Wenn es darum geht, ihrem Gründer und Übervater Recep Tayyip Erdogan zu huldigen, zieht die türkische Gerechtigkeits- und Entwicklungspartei (AKP) seit jeher alle Register. Aber einen solchen Parteitag, wie ihn die Organisatoren am Sonntag in Ankara inszenierten, hat es in der 16-jährigen Geschichte der AKP noch nicht gegeben. 1565 Busse brachten rund 100 000 Besucher aus den 81 türkischen Provinzen in die Hauptstadt. Sie bildeten in der Ankara-Arena die Jubelkulisse für die 1470 Parteitagsdelegierten. Anlass der Massenveranstaltung war Erdogans Rückkehr an die Spitze der Partei. Im August 2014 hatte er nach seiner Wahl zum Staatspräsidenten die AKP-Mitgliedschaft und den Parteivorsitz aufgeben müssen. Das bisherige türkische Grundgesetz verpflichtete das Staatsoberhaupt zur parteipolitischen Neutralität. Mit der neuen, auf Erdogan zugeschnittenen und Mitte April in einer Volksabstimmung knapp gebilligten Verfassung wurde dieses Gebot aufgehoben.

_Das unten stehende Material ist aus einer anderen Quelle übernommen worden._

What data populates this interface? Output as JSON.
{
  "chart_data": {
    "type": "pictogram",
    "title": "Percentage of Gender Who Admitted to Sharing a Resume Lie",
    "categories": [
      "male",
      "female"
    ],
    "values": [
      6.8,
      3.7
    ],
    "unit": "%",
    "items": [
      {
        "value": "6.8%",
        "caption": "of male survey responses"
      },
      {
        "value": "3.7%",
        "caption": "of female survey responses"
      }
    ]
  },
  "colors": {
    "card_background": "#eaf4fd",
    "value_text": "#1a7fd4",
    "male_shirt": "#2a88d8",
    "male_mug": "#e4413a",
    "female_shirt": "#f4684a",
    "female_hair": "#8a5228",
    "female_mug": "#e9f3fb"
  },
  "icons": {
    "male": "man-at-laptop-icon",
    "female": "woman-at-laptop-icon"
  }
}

„Ich grüße euch von ganzem Herzen“, rief Erdogan der Menge vor der Halle zu. „Nach 998 Tagen sind wir wieder vereint.“Begeistert stimmte die Menge in der Arena die Parteihymne an: „Den gleichen Weg sind wir gekommen, das gleiche Wasser haben wir getrunken. Die gleichen Lieder, die gleichen Tänze, die gleichen Herzen, die gleichen Gebete – es geht wieder los, alle zusammen!“
Mit 96 Prozent der Delegiertenstimmen wurde Erdogan zum neuen AKP-Chef gewählt. Einen Gegenkandidaten gab es nicht. Der bisherige Parteichef Binali Yildirim wird als sein Stellvertreter und geschäftsfüh- render Vorsitzender fungieren. Dieser Tag gehörte Erdogan. Doch es ist kein Geheimnis, dass es in den Reihen der Partei einige gibt, die das Machtstreben und den autoritären Führungsstil des 63-jährigen Erdogan mit Sorge sehen. Das Wahlergebnis bestätigt das. Mehr als 50 Delegierte verweigerten dem neuen Parteichef ihre Stimme.